Response to Story on Ft. Carson

Re: Soldiers Say Army Ignores, Punishes Mental Anguish
by Daniel Zwerdling

To my friends that have followed the National Public Radio coverage of Fort Carson soldiers returning from Iraq and the obstacles they face in getting mental health care for PTSD, I would like to state
the following:

According to my friends in upper levels of army mental health care,
they are very aware of the problems covered in the NPR report.
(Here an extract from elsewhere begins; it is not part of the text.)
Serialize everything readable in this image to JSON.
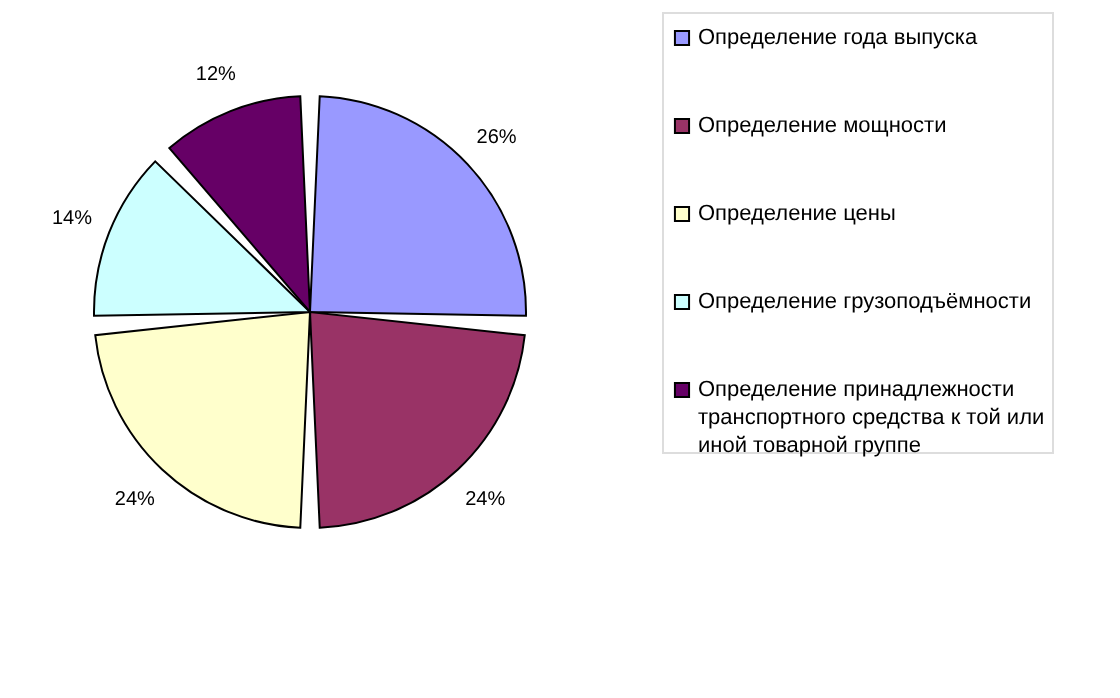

They
feel the report was well done and more could have been added.

Yesterday, we exchanged emails about the NPR report when I pointed out
it's my belief the negative attitudes about mental health care are
formulated in basic training with the "unit watch" program that
killed my son. One of my friends, a doctor who is involved in
research for the army, listed the following problems:

-Overcoming the stigma about mental health care, particularly among
young male sergeants, including drill sergeants.

-The army is facing a big shortage of Mental Health providers
resulting in soldiers waiting weeks just for assessment before proper
treatment can be started. This, according to my friend, is totally

-The connection between the Department of Defense and the Veteran's
Administration is poor, resulting in soldiers not getting treatment
when they leave active duty.

Other problems my friend felt the NPR report didn't cover is the
difficulty the army has detecting delayed onset PTSD in reservists
and guardsmen facing reemployment and those who are malingering for
secondary gains, such as avoiding another deployment, tying up the
services that are available.

I know another major problem the army faces that my friend didn't
mention is working with an insufficient budget. This is the reason
for the shortage of the mental health care providers. Most of the
money is being spent elsewhere in support of the war effort in Iraq
and Afghanistan. I have personally met several army doctors who
dropped out of the service before finishing their twenty-year
retirement because of restrictions placed on them in caring for their
patients and the opportunity of a more lucrative career in the
civilian market.

Thought this information might be of value to members of our group.